Timing matters more than most people realize. NSAIDs work best when you take them before prostaglandin levels peak. That means starting when your flow begins, or ideally the day before if your cycle is predictable. Waiting until the cramps are already intense means prostaglandins have had a head start, and the medication has to play catch-up. For the first dose, a slightly higher amount is more effective (for example, 400 to 600 mg of ibuprofen rather than the standard 200 mg), followed by regular doses every six to eight hours for the first two to three days of your period.

Hormonal Options for Ongoing Pain

If NSAIDs alone aren’t enough, hormonal birth control is the next step most commonly recommended. Combined oral contraceptives thin the uterine lining, which means less tissue to shed and fewer prostaglandins produced. A Cochrane review found that people using the pill had a 37% to 60% chance of meaningful pain improvement, compared to 28% with a placebo. Pain scores dropped by roughly one to two points on a six-point scale, which for many people is the difference between staying in bed and going about their day.

Hormonal IUDs and progestin-only methods work through a similar principle: suppressing the buildup of the uterine lining. For people with endometriosis or adenomyosis specifically, hormonal treatment also helps counteract the estrogen dominance that drives those conditions forward.

Heat, Minerals, and What Else Helps

If you instinctively reach for a heating pad during your period, the science backs you up. A randomized controlled trial found that continuous low-level heat applied to the abdomen (around 12 hours per day for two days) was as effective as 400 mg of ibuprofen taken three times daily. Heat works by relaxing the uterine muscle and improving blood flow to the oxygen-starved tissue. A hot water bottle, adhesive heat patch, or heating pad all do the job.

Zinc is one nutrient with surprisingly strong preliminary evidence. In clinical observations, taking 30 mg of zinc daily for one to four days before the expected start of menstruation prevented cramping almost entirely in some women. In one trial, participants taking 31 mg of zinc per day reported no premenstrual symptoms, while those taking 15 mg still did. The research is still limited in scale, but zinc is inexpensive and low-risk at these doses, making it a reasonable option to try alongside other strategies.

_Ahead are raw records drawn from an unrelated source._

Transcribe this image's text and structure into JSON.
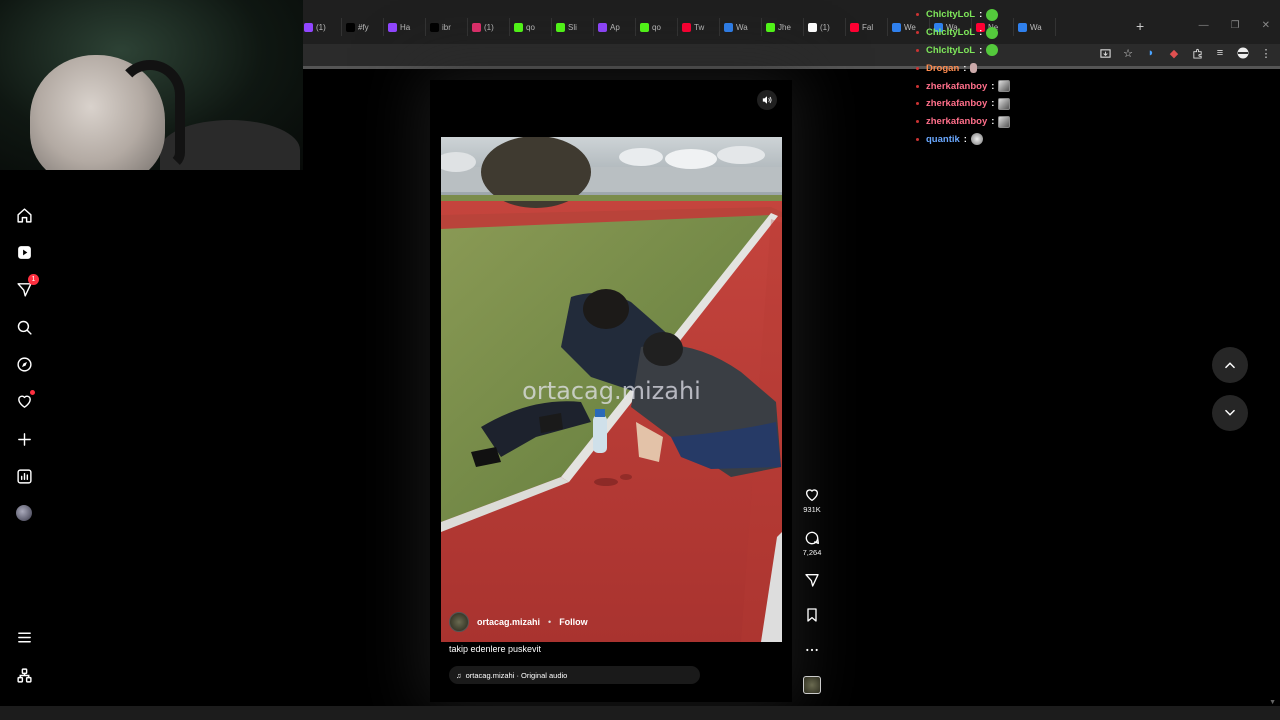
{
  "browser": {
    "tabs": [
      {
        "label": "(1)",
        "color": "#9146ff"
      },
      {
        "label": "#fy",
        "color": "#000000"
      },
      {
        "label": "Ha",
        "color": "#9146ff"
      },
      {
        "label": "ibr",
        "color": "#000000"
      },
      {
        "label": "(1)",
        "color": "#e1306c"
      },
      {
        "label": "qo",
        "color": "#53fc18"
      },
      {
        "label": "Sli",
        "color": "#53fc18"
      },
      {
        "label": "Ap",
        "color": "#9146ff"
      },
      {
        "label": "qo",
        "color": "#53fc18"
      },
      {
        "label": "Tw",
        "color": "#ff0033"
      },
      {
        "label": "Wa",
        "color": "#2f80ed"
      },
      {
        "label": "Jhe",
        "color": "#53fc18"
      },
      {
        "label": "(1)",
        "color": "#ffffff"
      },
      {
        "label": "Fal",
        "color": "#ff0033"
      },
      {
        "label": "We",
        "color": "#2f80ed"
      },
      {
        "label": "Wa",
        "color": "#2f80ed"
      },
      {
        "label": "Ne",
        "color": "#ff0033"
      },
      {
        "label": "Wa",
        "color": "#2f80ed"
      }
    ],
    "new_tab": "+",
    "window_controls": [
      "—",
      "❐",
      "✕"
    ]
  },
  "sidebar": {
    "notifications_count": "1"
  },
  "reel": {
    "watermark": "ortacag.mizahi",
    "username": "ortacag.mizahi",
    "separator": "•",
    "follow_label": "Follow",
    "caption": "takip edenlere puskevit",
    "audio": "ortacag.mizahi · Original audio"
  },
  "actions": {
    "likes": "931K",
    "comments": "7,264"
  },
  "chat": [
    {
      "user": "ChIcItyLoL",
      "color": "#7ee65a",
      "emote": "green"
    },
    {
      "user": "ChIcItyLoL",
      "color": "#7ee65a",
      "emote": "green"
    },
    {
      "user": "ChIcItyLoL",
      "color": "#7ee65a",
      "emote": "green"
    },
    {
      "user": "Drogan",
      "color": "#ff8c50",
      "emote": "small"
    },
    {
      "user": "zherkafanboy",
      "color": "#ff6f8a",
      "emote": "gray"
    },
    {
      "user": "zherkafanboy",
      "color": "#ff6f8a",
      "emote": "gray"
    },
    {
      "user": "zherkafanboy",
      "color": "#ff6f8a",
      "emote": "gray"
    },
    {
      "user": "quantik",
      "color": "#6aa8ff",
      "emote": "round"
    }
  ]
}
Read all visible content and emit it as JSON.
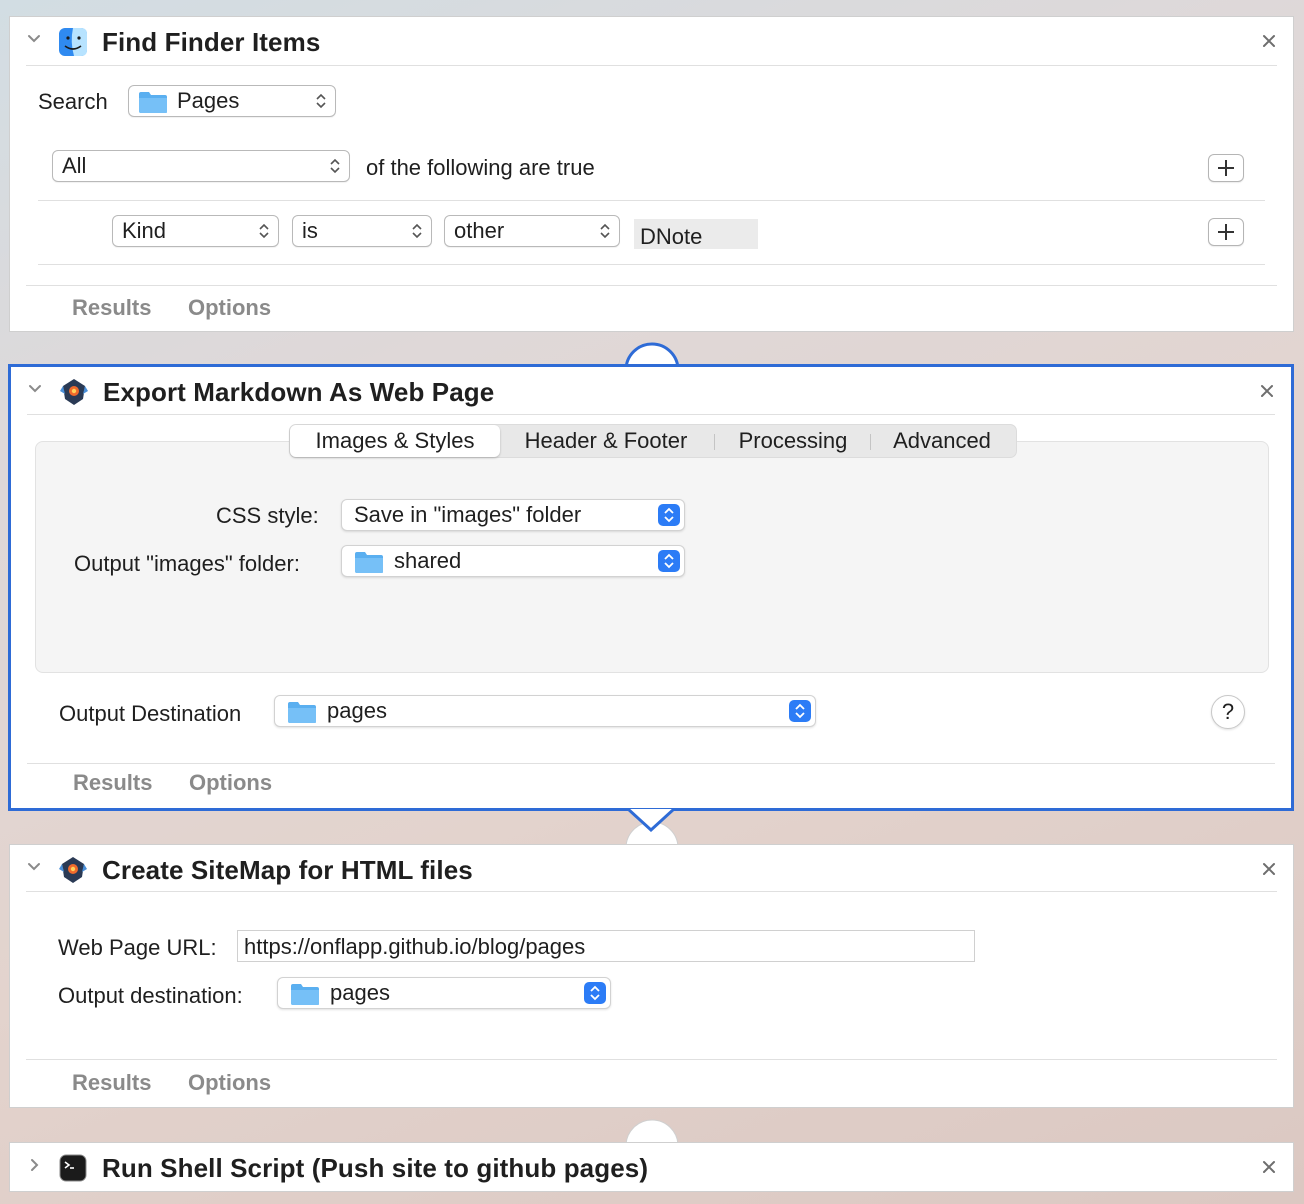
{
  "actions": [
    {
      "title": "Find Finder Items",
      "search_label": "Search",
      "search_location": "Pages",
      "match_mode": "All",
      "match_suffix": "of the following are true",
      "condition": {
        "attribute": "Kind",
        "operator": "is",
        "value_type": "other",
        "value": "DNote"
      },
      "footer": {
        "results": "Results",
        "options": "Options"
      }
    },
    {
      "title": "Export Markdown As Web Page",
      "tabs": [
        "Images & Styles",
        "Header & Footer",
        "Processing",
        "Advanced"
      ],
      "active_tab": "Images & Styles",
      "css_style_label": "CSS style:",
      "css_style_value": "Save in \"images\" folder",
      "images_folder_label": "Output \"images\" folder:",
      "images_folder_value": "shared",
      "dest_label": "Output Destination",
      "dest_value": "pages",
      "help": "?",
      "footer": {
        "results": "Results",
        "options": "Options"
      }
    },
    {
      "title": "Create SiteMap for HTML files",
      "url_label": "Web Page URL:",
      "url_value": "https://onflapp.github.io/blog/pages",
      "dest_label": "Output destination:",
      "dest_value": "pages",
      "footer": {
        "results": "Results",
        "options": "Options"
      }
    },
    {
      "title": "Run Shell Script (Push site to github pages)"
    }
  ],
  "colors": {
    "selection": "#2e6bd6",
    "popup_button": "#2c7cf6",
    "folder": "#5aaff0"
  },
  "icons": [
    "finder-icon",
    "markdown-export-icon",
    "terminal-icon",
    "close-icon",
    "chevron-down-icon",
    "chevron-right-icon",
    "plus-icon",
    "folder-icon",
    "popup-arrows-icon"
  ]
}
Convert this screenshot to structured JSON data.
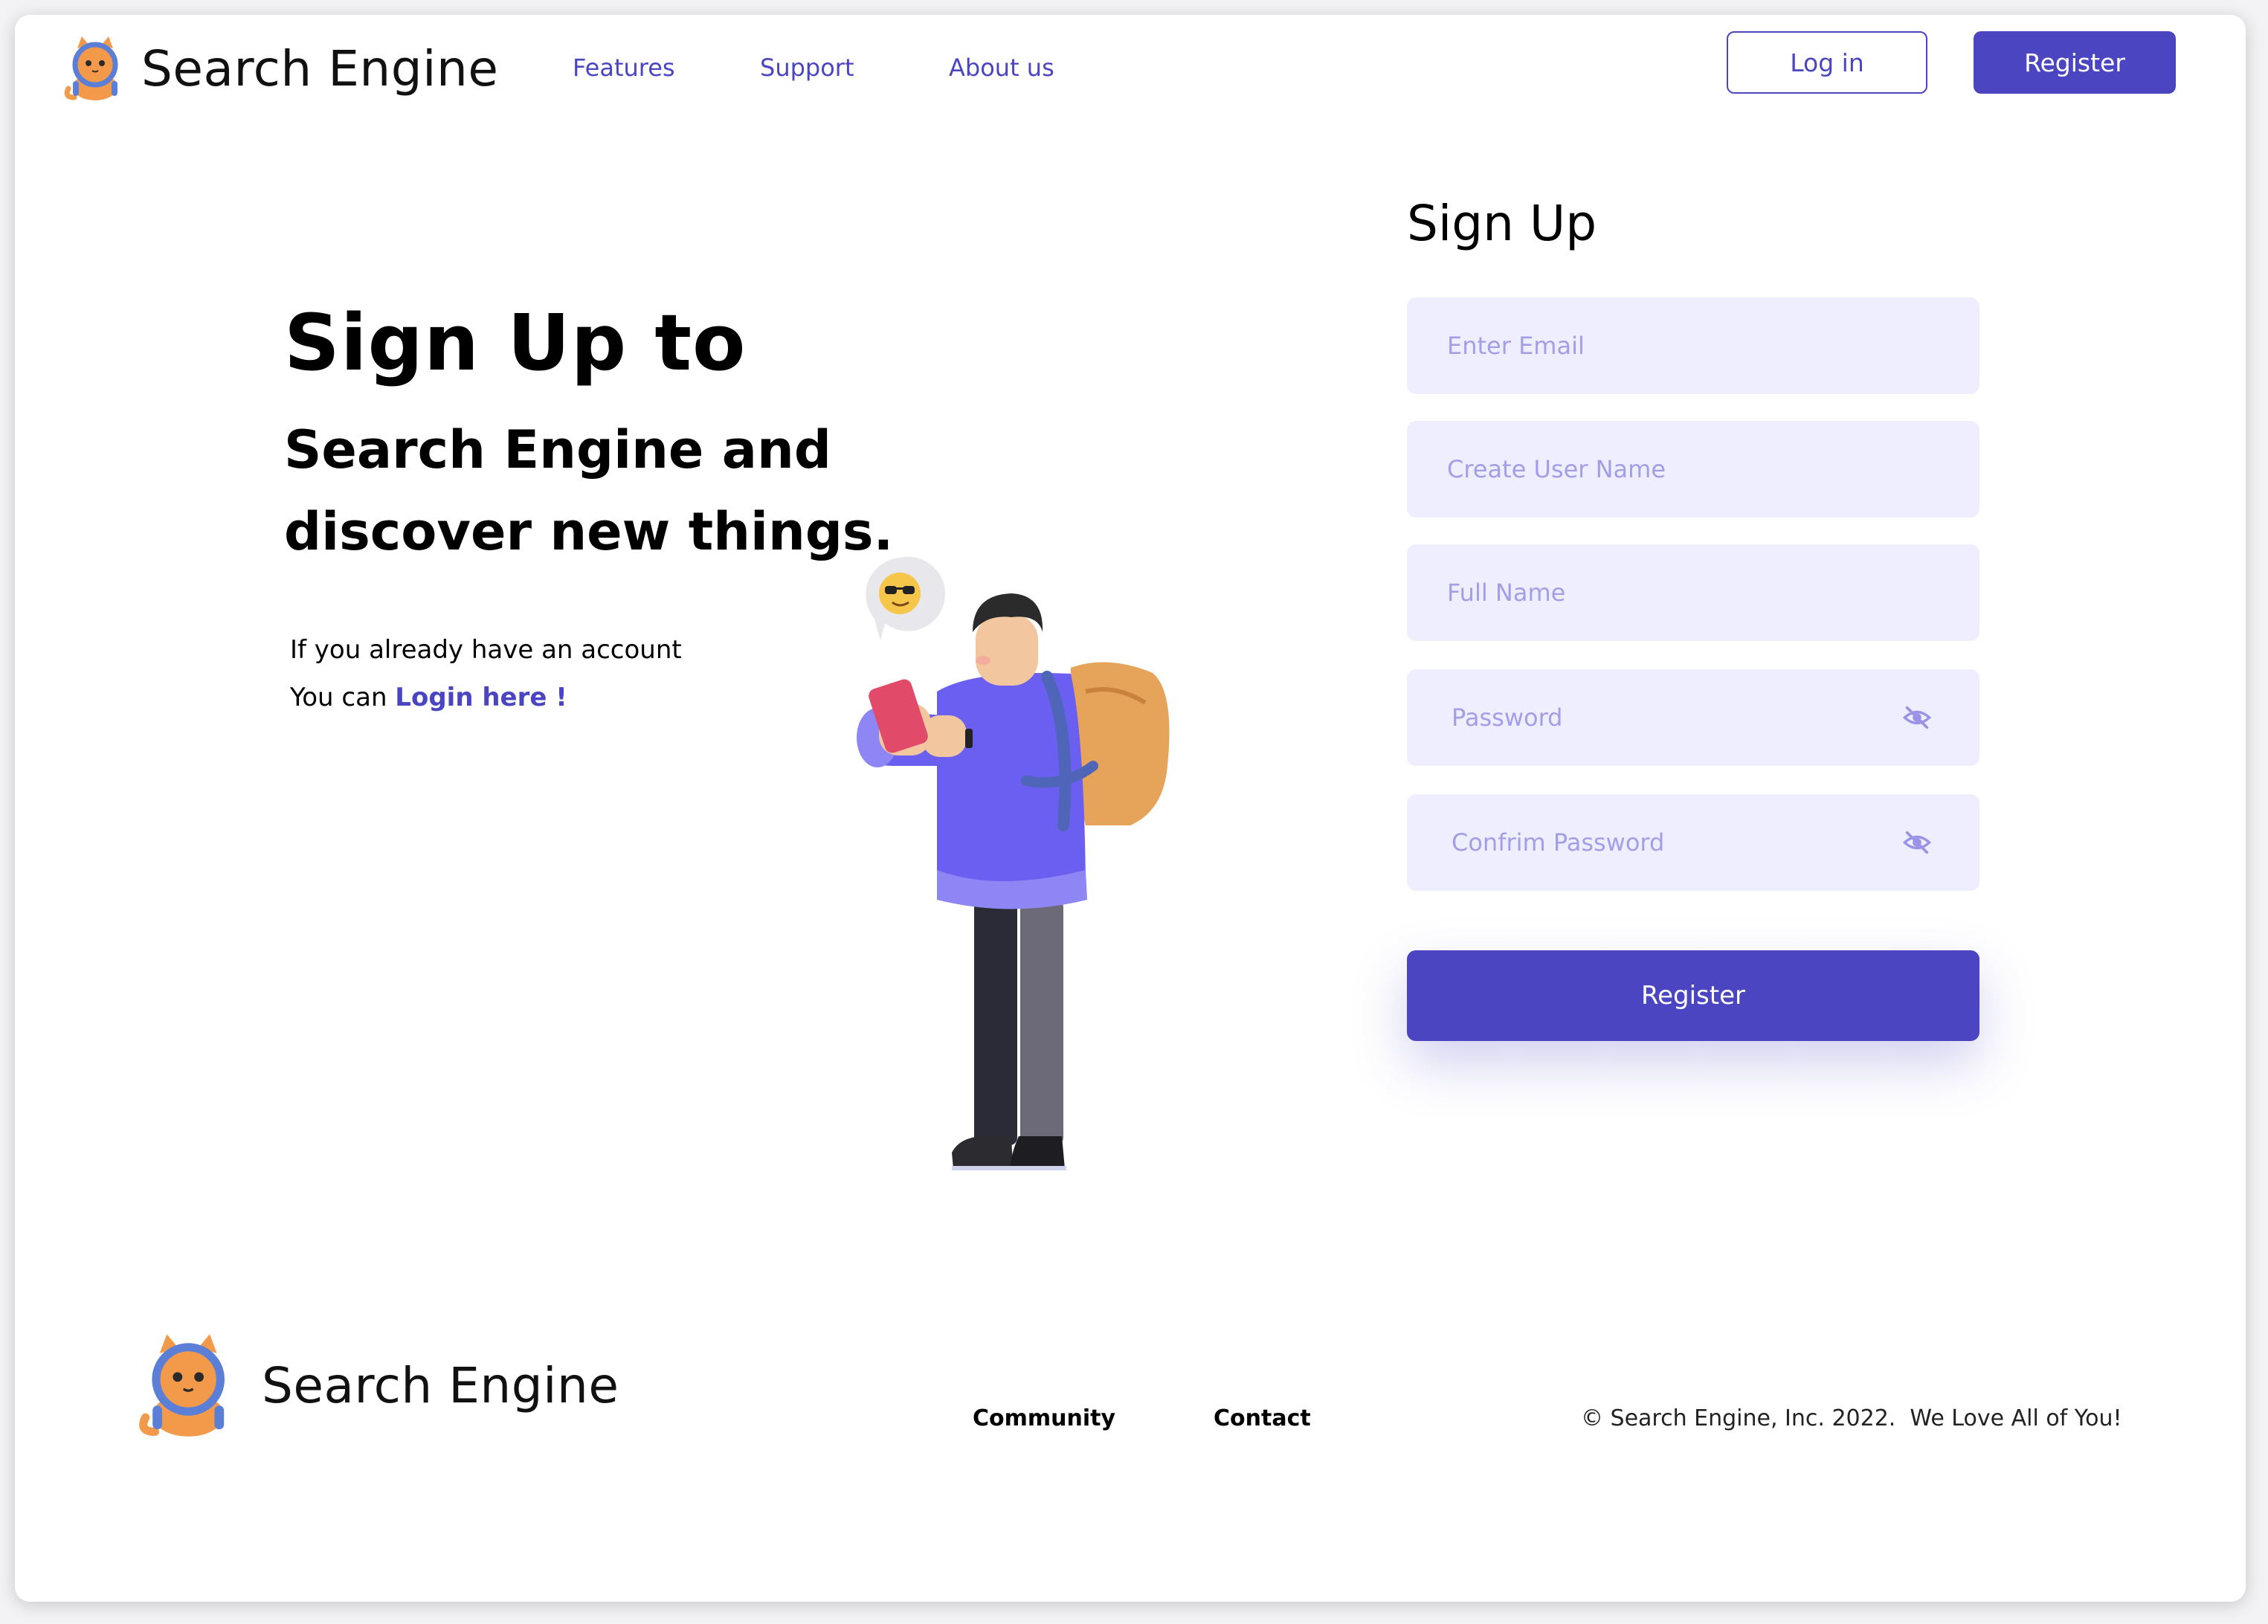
{
  "brand": {
    "name": "Search Engine"
  },
  "nav": {
    "features": "Features",
    "support": "Support",
    "about": "About us"
  },
  "header": {
    "login_label": "Log in",
    "register_label": "Register"
  },
  "hero": {
    "title": "Sign Up to",
    "subtitle_line1": "Search Engine and",
    "subtitle_line2": "discover new things.",
    "note_line1": "If you already have an account",
    "note_line2_prefix": "You can ",
    "login_link": "Login here !"
  },
  "form": {
    "title": "Sign Up",
    "email_placeholder": "Enter Email",
    "username_placeholder": "Create User Name",
    "fullname_placeholder": "Full Name",
    "password_placeholder": "Password",
    "confirm_placeholder": "Confrim Password",
    "submit_label": "Register"
  },
  "footer": {
    "community": "Community",
    "contact": "Contact",
    "copyright": "© Search Engine, Inc. 2022.  We Love All of You!"
  },
  "icons": {
    "mascot": "cat-mascot-icon",
    "eye_off": "eye-off-icon",
    "emoji": "sunglasses-emoji-icon"
  },
  "colors": {
    "accent": "#4b45c2",
    "field_bg": "#efeefe",
    "placeholder": "#a49ee8"
  }
}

Regular exercise also reduces period pain over time, likely by improving pelvic blood flow and releasing endorphins that raise your pain threshold. You don’t need intense workouts. Consistent moderate activity like walking, swimming, or yoga appears to help.

Pain That Deserves a Closer Look

Not all period pain is the same, and some patterns suggest it’s worth investigating further. According to the Mayo Clinic, you should consider seeing a provider if your cramps disrupt your life every month, your symptoms are progressively getting worse, or you started having severe cramps for the first time after age 25. Pain during sex, pain with bowel movements, or pelvic pain that persists outside your period are also signals that something like endometriosis or adenomyosis could be involved.

Getting a diagnosis for these conditions can take time, but it changes the treatment approach significantly. Endometriosis in particular is estimated to take an average of seven to ten years to diagnose, partly because severe period pain is so often dismissed as normal. If your pain is interfering with work, school, or daily life, that alone is reason enough to push for evaluation. Pain that stops you from functioning is not just “bad cramps.”